MongoDB Disk Space Reclamation and Defragmentation
MongoDB Disk Space Management
Understanding MongoDB Fragmentation
When documents or collections are deleted from MongoDB, the database does not immediately return the freed disk space to the operating system. Instead, MongoDB maintains a list of empty records within the data files. When new data is inserted, MongoDB allocates storage from this empty records list rather than requesting additional space from the filesystem.
Defragmentation Strategies
Several approaches exist for reclaiming disk space and organizing data:
Approach 1: The compact Command
This command rewrites and reorganizes both data and indexes for a collection.
Approach 2: Secondary Node Rotation
Add a new secondary node to the replica set, then elect it as primary. This method is particularly useful for large datasets.
Approach 3: Collection Rebuilding
Create a new collection and migrate data with freshly built indexes.
Monitoring Collection Storage
Before performing defragmentation, examine current storage metrics:
// Retrieve total storage allocated for the collection
db.myCollection.storageSize()
// Get the size of all indexes associated with the collection
db.myCollection.totalIndexSize()
// Check available reclaimable space in WiredTiger
db.myCollection.stats().wiredTiger["block-manager"]["file bytes available for reuse"]

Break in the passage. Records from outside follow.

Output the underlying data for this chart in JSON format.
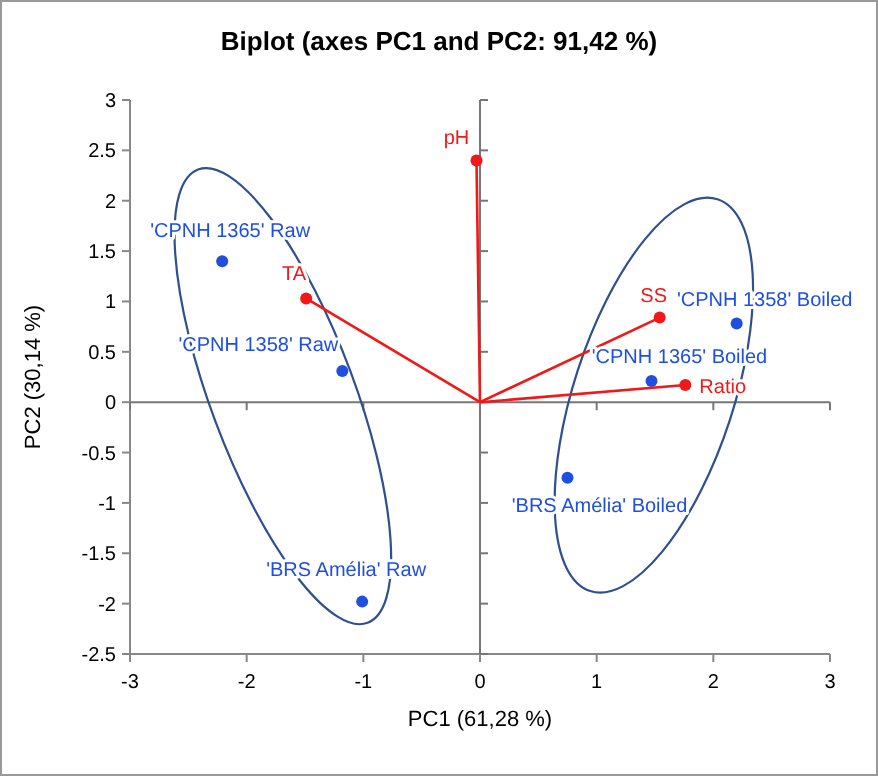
{
  "chart_data": {
    "type": "scatter",
    "title": "Biplot (axes PC1 and PC2: 91,42 %)",
    "xlabel": "PC1 (61,28 %)",
    "ylabel": "PC2 (30,14 %)",
    "xlim": [
      -3,
      3
    ],
    "xticks": [
      -3,
      -2,
      -1,
      0,
      1,
      2,
      3
    ],
    "ylim": [
      -2.5,
      3
    ],
    "yticks": [
      -2.5,
      -2,
      -1.5,
      -1,
      -0.5,
      0,
      0.5,
      1,
      1.5,
      2,
      2.5,
      3
    ],
    "marker": "circle",
    "series": [
      {
        "name": "'CPNH 1365' Raw",
        "color": "#1f4fe0",
        "x": [
          -2.21
        ],
        "values": [
          1.4
        ]
      },
      {
        "name": "'CPNH 1358' Raw",
        "color": "#1f4fe0",
        "x": [
          -1.18
        ],
        "values": [
          0.31
        ]
      },
      {
        "name": "'BRS Amélia' Raw",
        "color": "#1f4fe0",
        "x": [
          -1.01
        ],
        "values": [
          -1.98
        ]
      },
      {
        "name": "'CPNH 1358' Boiled",
        "color": "#1f4fe0",
        "x": [
          2.2
        ],
        "values": [
          0.78
        ]
      },
      {
        "name": "'CPNH 1365' Boiled",
        "color": "#1f4fe0",
        "x": [
          1.47
        ],
        "values": [
          0.21
        ]
      },
      {
        "name": "'BRS Amélia' Boiled",
        "color": "#1f4fe0",
        "x": [
          0.75
        ],
        "values": [
          -0.75
        ]
      },
      {
        "name": "TA",
        "type": "line",
        "color": "#f01818",
        "x": [
          0,
          -1.49
        ],
        "values": [
          0,
          1.03
        ]
      },
      {
        "name": "pH",
        "type": "line",
        "color": "#f01818",
        "x": [
          0,
          -0.03
        ],
        "values": [
          0,
          2.4
        ]
      },
      {
        "name": "SS",
        "type": "line",
        "color": "#f01818",
        "x": [
          0,
          1.54
        ],
        "values": [
          0,
          0.84
        ]
      },
      {
        "name": "Ratio",
        "type": "line",
        "color": "#f01818",
        "x": [
          0,
          1.76
        ],
        "values": [
          0,
          0.17
        ]
      }
    ]
  }
}
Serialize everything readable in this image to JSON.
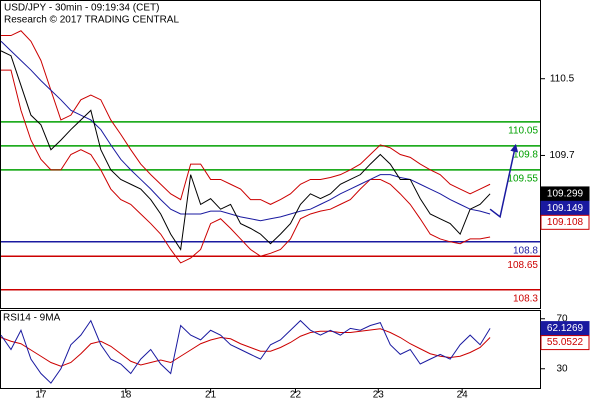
{
  "chart_data": [
    {
      "type": "line",
      "title": "USD/JPY - 30min - 09:19:34 (CET)",
      "subtitle": "Research © 2017 TRADING CENTRAL",
      "x": [
        0,
        1,
        2,
        3,
        4,
        5,
        6,
        7,
        8,
        9,
        10,
        11,
        12,
        13,
        14,
        15,
        16,
        17,
        18,
        19,
        20,
        21,
        22,
        23,
        24,
        25,
        26,
        27,
        28,
        29,
        30,
        31,
        32,
        33,
        34,
        35,
        36,
        37,
        38,
        39,
        40,
        41,
        42,
        43,
        44,
        45,
        46,
        47,
        48,
        49
      ],
      "xlim": [
        0,
        54
      ],
      "ylim": [
        108.11,
        111.31
      ],
      "yticks": [
        110.5,
        109.7
      ],
      "series": [
        {
          "color": "#cc0000",
          "values": [
            110.95,
            110.95,
            111.0,
            110.89,
            110.69,
            110.38,
            110.07,
            110.12,
            110.28,
            110.33,
            110.28,
            110.07,
            109.92,
            109.76,
            109.61,
            109.5,
            109.4,
            109.3,
            109.24,
            109.61,
            109.61,
            109.45,
            109.45,
            109.4,
            109.35,
            109.24,
            109.24,
            109.19,
            109.24,
            109.3,
            109.4,
            109.45,
            109.45,
            109.47,
            109.5,
            109.55,
            109.61,
            109.71,
            109.81,
            109.78,
            109.71,
            109.68,
            109.61,
            109.55,
            109.5,
            109.4,
            109.35,
            109.3,
            109.35,
            109.4
          ]
        },
        {
          "color": "#cc0000",
          "values": [
            110.59,
            110.59,
            110.17,
            109.86,
            109.66,
            109.55,
            109.55,
            109.71,
            109.76,
            109.71,
            109.55,
            109.35,
            109.24,
            109.19,
            109.09,
            108.99,
            108.88,
            108.72,
            108.58,
            108.63,
            108.72,
            108.99,
            109.04,
            108.94,
            108.83,
            108.72,
            108.65,
            108.68,
            108.72,
            108.83,
            109.04,
            109.09,
            109.12,
            109.14,
            109.19,
            109.24,
            109.35,
            109.45,
            109.45,
            109.4,
            109.3,
            109.19,
            109.04,
            108.88,
            108.83,
            108.8,
            108.78,
            108.83,
            108.83,
            108.85
          ]
        },
        {
          "color": "#1a1aa0",
          "values": [
            110.89,
            110.79,
            110.69,
            110.59,
            110.48,
            110.38,
            110.28,
            110.17,
            110.12,
            110.07,
            109.97,
            109.81,
            109.66,
            109.55,
            109.45,
            109.35,
            109.24,
            109.14,
            109.09,
            109.09,
            109.09,
            109.12,
            109.12,
            109.09,
            109.06,
            109.04,
            109.02,
            109.04,
            109.06,
            109.09,
            109.12,
            109.14,
            109.19,
            109.24,
            109.3,
            109.35,
            109.4,
            109.45,
            109.5,
            109.5,
            109.47,
            109.45,
            109.4,
            109.35,
            109.3,
            109.24,
            109.19,
            109.14,
            109.12,
            109.09
          ]
        },
        {
          "color": "#000000",
          "values": [
            110.79,
            110.74,
            110.43,
            110.12,
            110.02,
            109.76,
            109.86,
            109.97,
            110.07,
            110.17,
            109.76,
            109.55,
            109.45,
            109.4,
            109.35,
            109.24,
            109.09,
            108.88,
            108.72,
            109.5,
            109.19,
            109.25,
            109.14,
            109.19,
            108.99,
            108.94,
            108.88,
            108.78,
            108.88,
            108.99,
            109.19,
            109.3,
            109.25,
            109.3,
            109.4,
            109.45,
            109.5,
            109.61,
            109.71,
            109.61,
            109.45,
            109.45,
            109.25,
            109.09,
            109.04,
            108.99,
            108.88,
            109.14,
            109.19,
            109.3
          ]
        }
      ],
      "levels": [
        {
          "value": 110.05,
          "color": "#00a000"
        },
        {
          "value": 109.8,
          "color": "#00a000"
        },
        {
          "value": 109.55,
          "color": "#00a000"
        },
        {
          "value": 108.8,
          "color": "#1a1aa0"
        },
        {
          "value": 108.65,
          "color": "#cc0000"
        },
        {
          "value": 108.3,
          "color": "#cc0000"
        }
      ],
      "forecast": {
        "color": "#1a1aa0",
        "x": [
          49,
          50,
          51.5
        ],
        "values": [
          109.14,
          109.06,
          109.78
        ]
      },
      "last_values": [
        {
          "value": 109.299,
          "color": "#000000"
        },
        {
          "value": 109.149,
          "color": "#1a1aa0"
        },
        {
          "value": 109.108,
          "color": "#cc0000"
        }
      ]
    },
    {
      "type": "line",
      "title": "RSI14 - 9MA",
      "x": [
        0,
        1,
        2,
        3,
        4,
        5,
        6,
        7,
        8,
        9,
        10,
        11,
        12,
        13,
        14,
        15,
        16,
        17,
        18,
        19,
        20,
        21,
        22,
        23,
        24,
        25,
        26,
        27,
        28,
        29,
        30,
        31,
        32,
        33,
        34,
        35,
        36,
        37,
        38,
        39,
        40,
        41,
        42,
        43,
        44,
        45,
        46,
        47,
        48,
        49
      ],
      "xlim": [
        0,
        54
      ],
      "ylim": [
        14.6,
        76.2
      ],
      "yticks": [
        70,
        30
      ],
      "xticks": [
        {
          "value": 4,
          "label": "17"
        },
        {
          "value": 12.5,
          "label": "18"
        },
        {
          "value": 21,
          "label": "21"
        },
        {
          "value": 29.5,
          "label": "22"
        },
        {
          "value": 37.8,
          "label": "23"
        },
        {
          "value": 46.2,
          "label": "24"
        }
      ],
      "series": [
        {
          "color": "#cc0000",
          "values": [
            55,
            52,
            50,
            45,
            40,
            35,
            32,
            35,
            42,
            50,
            52,
            48,
            42,
            36,
            33,
            35,
            37,
            35,
            40,
            45,
            50,
            53,
            55,
            54,
            50,
            47,
            44,
            44,
            47,
            51,
            56,
            59,
            60,
            60,
            59,
            59,
            60,
            61,
            62,
            59,
            55,
            50,
            46,
            42,
            40,
            39,
            40,
            43,
            47,
            55
          ]
        },
        {
          "color": "#1a1aa0",
          "values": [
            56.9,
            45.4,
            60.8,
            37.7,
            26.2,
            18.5,
            30.0,
            49.2,
            56.9,
            68.5,
            49.2,
            37.7,
            33.8,
            26.2,
            37.7,
            45.4,
            33.8,
            26.2,
            64.6,
            56.9,
            53.1,
            60.8,
            56.9,
            49.2,
            45.4,
            41.5,
            37.7,
            49.2,
            53.1,
            60.8,
            68.5,
            60.8,
            56.9,
            60.8,
            56.9,
            62.3,
            60.8,
            64.6,
            66.9,
            49.2,
            41.5,
            45.4,
            33.8,
            37.7,
            41.5,
            37.7,
            49.2,
            56.9,
            49.2,
            62.3
          ]
        }
      ],
      "last_values": [
        {
          "value": 62.1269,
          "color": "#1a1aa0"
        },
        {
          "value": 55.0522,
          "color": "#cc0000"
        }
      ]
    }
  ]
}
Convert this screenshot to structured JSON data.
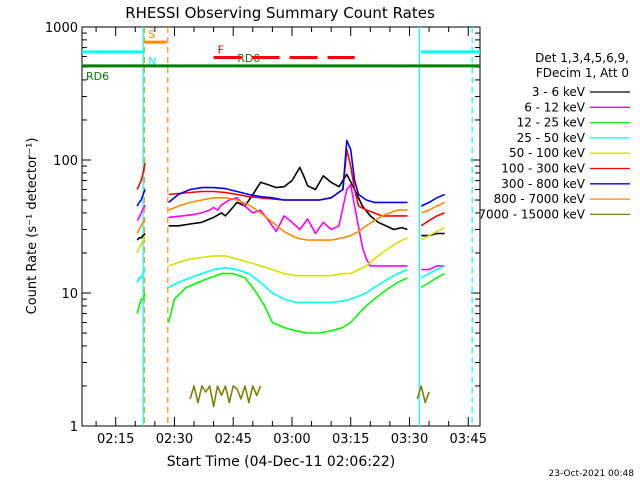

Implementing the compact Command
The compact command reorganizes collection data and indexes. Key considerations:
- Operations on the collection are blocked during compaction—schedule during off-peak hours
- With WiredTiger storage engine, compact reorganizes data and releases unused space back to the operating system
- With MMAPv1 storage engine, compact reorganizes data and rebuilds indexes, but does not release space to the OS; instead, the freed space is reused for new inserts
Command syntax:
db.runCommand({compact: "myCollection", force: false})
Parameters:
compact: Name of the target collectionforce: Boolean flag required when compacting the primary node in a replica set to avoid election errors
Replica Set Secondary Node Rotation
This technique offers several advantages:
- Does not interrupt read/write operations on the replica set
- Generally faster than in-place compaction
- Indexes are automatically created on the new node
- Not suitable for databases containing sharded collections
Collection Reconstruction Method
When compaction is not feasible, rebuild the collection using aggregation pipeline:
// Create a new collection with optimized structure
db.createCollection("items_new")
// Build indexes on the new collection
db.items_new.createIndex({"productId": 1}, {"background": true})
// Migrate all documents from the old collection
db.items_new.aggregate([
{$match: {}},
{$out: "items_old"}
])
// Swap collection names
db.runCommand({renameCollection: "mydb.items_new", to: "mydb.items"})
This approach creates a fresh collection with defragmented data and optimized indexes, then atomically swaps the collection names to complete the migration.